During the observation period (7.6 years) covered by the original study, the researchers noted 1,536 cases of incident breast cancer. Their analysis also revealed that participants that ate the most red meat had a 23 percent higher risk of invasive breast cancer than those seldom ate red meat.

In contrast, participants that ate more chicken than red meat had a 15 percent lower risk of invasive breast cancer.
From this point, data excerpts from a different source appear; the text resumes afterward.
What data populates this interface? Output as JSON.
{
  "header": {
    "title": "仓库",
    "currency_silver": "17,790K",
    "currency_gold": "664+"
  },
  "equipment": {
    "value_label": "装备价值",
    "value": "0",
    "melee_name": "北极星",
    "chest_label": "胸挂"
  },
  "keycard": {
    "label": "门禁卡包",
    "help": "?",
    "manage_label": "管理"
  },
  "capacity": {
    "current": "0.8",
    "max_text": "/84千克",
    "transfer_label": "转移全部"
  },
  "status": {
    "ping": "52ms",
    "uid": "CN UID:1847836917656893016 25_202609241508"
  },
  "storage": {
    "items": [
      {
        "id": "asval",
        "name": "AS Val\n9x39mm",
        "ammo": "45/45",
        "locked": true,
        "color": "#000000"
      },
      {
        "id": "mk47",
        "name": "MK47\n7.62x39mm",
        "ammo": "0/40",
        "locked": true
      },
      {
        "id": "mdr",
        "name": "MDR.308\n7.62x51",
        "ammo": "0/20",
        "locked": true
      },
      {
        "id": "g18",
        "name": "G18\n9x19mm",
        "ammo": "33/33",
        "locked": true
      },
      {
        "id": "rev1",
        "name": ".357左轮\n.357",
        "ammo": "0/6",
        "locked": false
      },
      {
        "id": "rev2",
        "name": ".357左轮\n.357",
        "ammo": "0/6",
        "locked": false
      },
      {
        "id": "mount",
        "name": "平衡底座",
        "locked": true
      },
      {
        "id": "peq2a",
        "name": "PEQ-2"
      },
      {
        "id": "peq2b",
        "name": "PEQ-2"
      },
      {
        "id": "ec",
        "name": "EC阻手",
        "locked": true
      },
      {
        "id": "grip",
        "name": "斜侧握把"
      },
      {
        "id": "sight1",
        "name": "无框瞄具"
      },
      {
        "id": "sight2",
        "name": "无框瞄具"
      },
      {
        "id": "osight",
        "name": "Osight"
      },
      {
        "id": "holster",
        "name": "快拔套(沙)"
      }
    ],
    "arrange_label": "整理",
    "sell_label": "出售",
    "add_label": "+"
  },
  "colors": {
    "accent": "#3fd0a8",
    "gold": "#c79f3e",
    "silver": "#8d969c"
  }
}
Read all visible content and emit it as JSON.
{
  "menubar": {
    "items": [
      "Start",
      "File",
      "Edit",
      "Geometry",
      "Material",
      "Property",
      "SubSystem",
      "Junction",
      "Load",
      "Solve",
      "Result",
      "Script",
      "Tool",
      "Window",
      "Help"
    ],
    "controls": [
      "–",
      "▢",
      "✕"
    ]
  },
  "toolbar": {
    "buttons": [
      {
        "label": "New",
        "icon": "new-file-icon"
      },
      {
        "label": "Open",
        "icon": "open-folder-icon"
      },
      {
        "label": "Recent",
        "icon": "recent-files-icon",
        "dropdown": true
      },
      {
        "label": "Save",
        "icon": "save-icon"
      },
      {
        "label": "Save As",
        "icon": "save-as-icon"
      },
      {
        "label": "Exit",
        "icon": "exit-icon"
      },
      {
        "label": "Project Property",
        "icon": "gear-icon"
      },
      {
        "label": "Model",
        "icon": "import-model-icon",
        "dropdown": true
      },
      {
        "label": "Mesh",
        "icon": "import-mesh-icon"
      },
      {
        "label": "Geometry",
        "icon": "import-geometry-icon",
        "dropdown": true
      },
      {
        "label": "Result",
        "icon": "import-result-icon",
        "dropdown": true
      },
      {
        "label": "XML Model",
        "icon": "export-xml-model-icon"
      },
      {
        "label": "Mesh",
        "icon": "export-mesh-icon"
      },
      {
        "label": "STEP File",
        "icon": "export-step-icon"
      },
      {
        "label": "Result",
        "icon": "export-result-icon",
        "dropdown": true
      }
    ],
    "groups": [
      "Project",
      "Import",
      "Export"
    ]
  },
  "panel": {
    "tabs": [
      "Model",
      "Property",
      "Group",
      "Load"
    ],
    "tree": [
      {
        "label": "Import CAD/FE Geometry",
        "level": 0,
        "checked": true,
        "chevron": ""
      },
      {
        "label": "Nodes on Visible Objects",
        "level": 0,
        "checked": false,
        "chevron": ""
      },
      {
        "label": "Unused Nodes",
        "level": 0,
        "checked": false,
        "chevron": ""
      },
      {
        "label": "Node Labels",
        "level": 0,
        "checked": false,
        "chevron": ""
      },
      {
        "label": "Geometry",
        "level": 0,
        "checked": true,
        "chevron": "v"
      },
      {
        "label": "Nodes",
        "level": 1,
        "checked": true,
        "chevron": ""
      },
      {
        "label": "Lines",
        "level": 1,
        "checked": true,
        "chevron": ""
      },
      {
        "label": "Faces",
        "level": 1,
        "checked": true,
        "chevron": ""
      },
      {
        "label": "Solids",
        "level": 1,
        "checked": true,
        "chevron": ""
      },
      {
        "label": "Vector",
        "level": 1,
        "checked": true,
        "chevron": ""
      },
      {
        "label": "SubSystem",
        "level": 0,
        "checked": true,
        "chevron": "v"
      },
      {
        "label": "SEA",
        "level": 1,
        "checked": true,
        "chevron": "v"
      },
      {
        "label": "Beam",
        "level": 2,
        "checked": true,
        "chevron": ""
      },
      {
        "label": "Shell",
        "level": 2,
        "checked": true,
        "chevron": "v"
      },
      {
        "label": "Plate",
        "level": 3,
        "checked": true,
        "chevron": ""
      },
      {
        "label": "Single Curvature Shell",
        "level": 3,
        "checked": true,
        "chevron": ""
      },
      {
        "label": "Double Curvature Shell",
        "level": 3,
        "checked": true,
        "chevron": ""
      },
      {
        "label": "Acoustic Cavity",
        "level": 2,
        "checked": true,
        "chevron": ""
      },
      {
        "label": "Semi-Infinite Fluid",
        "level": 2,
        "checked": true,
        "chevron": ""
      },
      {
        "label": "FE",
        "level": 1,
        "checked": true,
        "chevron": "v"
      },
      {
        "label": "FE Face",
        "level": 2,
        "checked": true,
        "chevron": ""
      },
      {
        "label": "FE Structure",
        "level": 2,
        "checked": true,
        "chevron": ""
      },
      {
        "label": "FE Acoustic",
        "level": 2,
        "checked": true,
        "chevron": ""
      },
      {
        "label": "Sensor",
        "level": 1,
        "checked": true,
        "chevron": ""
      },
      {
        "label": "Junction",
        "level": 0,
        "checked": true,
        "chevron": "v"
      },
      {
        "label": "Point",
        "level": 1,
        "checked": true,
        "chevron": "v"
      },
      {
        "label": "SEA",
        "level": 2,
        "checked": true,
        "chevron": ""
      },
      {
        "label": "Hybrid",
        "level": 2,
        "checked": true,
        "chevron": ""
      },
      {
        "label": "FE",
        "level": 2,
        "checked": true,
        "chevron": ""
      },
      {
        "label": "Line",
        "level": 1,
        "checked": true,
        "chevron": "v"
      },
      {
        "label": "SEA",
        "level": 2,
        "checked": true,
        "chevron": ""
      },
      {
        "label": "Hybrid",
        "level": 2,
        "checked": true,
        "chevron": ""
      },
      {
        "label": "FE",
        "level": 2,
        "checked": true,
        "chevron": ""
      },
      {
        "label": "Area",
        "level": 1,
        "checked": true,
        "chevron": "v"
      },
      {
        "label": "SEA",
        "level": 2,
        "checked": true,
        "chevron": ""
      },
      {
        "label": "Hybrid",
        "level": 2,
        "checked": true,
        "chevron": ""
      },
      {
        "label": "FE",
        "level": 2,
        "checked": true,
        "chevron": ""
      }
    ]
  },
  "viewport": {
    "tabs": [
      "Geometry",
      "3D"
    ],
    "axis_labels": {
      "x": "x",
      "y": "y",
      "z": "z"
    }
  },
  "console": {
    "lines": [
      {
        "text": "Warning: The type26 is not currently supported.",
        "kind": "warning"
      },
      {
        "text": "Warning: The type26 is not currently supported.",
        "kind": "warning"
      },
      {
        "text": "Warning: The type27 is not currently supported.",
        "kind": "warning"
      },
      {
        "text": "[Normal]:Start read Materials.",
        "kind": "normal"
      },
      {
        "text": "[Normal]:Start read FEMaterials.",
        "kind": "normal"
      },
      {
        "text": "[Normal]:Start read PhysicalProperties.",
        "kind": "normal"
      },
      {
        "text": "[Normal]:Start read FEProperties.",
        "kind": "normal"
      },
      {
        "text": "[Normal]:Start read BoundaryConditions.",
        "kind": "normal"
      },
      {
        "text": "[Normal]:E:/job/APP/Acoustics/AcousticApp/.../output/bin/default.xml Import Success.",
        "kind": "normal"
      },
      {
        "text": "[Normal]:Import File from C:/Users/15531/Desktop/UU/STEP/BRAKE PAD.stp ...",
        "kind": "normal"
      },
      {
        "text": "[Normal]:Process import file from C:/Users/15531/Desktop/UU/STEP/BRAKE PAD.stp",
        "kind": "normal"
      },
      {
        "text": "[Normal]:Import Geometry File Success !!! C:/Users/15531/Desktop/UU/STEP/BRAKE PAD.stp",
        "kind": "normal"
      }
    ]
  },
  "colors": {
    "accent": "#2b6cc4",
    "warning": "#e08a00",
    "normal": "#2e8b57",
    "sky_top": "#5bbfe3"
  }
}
The team also found that these effects were more significant in postmenopausal participants.

In addition, the researchers used substitution models to determine if substituting chicken for red meat can alter breast cancer risk. From these models, it appeared that the beneficial effects of chicken consumption on breast cancer risk are more pronounced.

Despite these findings, senior author Dale Sandler from the NIEHS said that the mechanisms behind the effects of chicken consumption on breast cancer risk remain unclear.

Furthermore, the observational nature of the research can only establish an association at best and not a cause and effect relationship among the variables involved.

That said, Sandler said that their findings suggest that substituting chicken for red meat may help reduce the incidence of breast cancer. (Related: Alternative therapies for breast cancer.)

The relationship between meat and breast cancer risk

Past studies that looked at red meat and breast cancer risk have reported conflicting results. For instance, one large British study found that increased consumption of processed meat, not fresh red meat, corresponded to a greater risk of breast cancer.

In another article published in the International Journal of Cancer, researchers from the Harvard T.H. Chan School of Public Health and the Keck School of Medicine of USC found that processed meat consumption could increase breast cancer risk.

On the other hand, earlier studies on chicken consumption and breast cancer risk found that a high intake of fried chicken, including the skin, also increased breast cancer risk. In contrast, eating just the white meat corresponded to a reduced risk of breast cancer.

Despite conflicting results and experimental evidence, these studies confirm that diet and nutrition can greatly affect a person’s risk of breast cancer.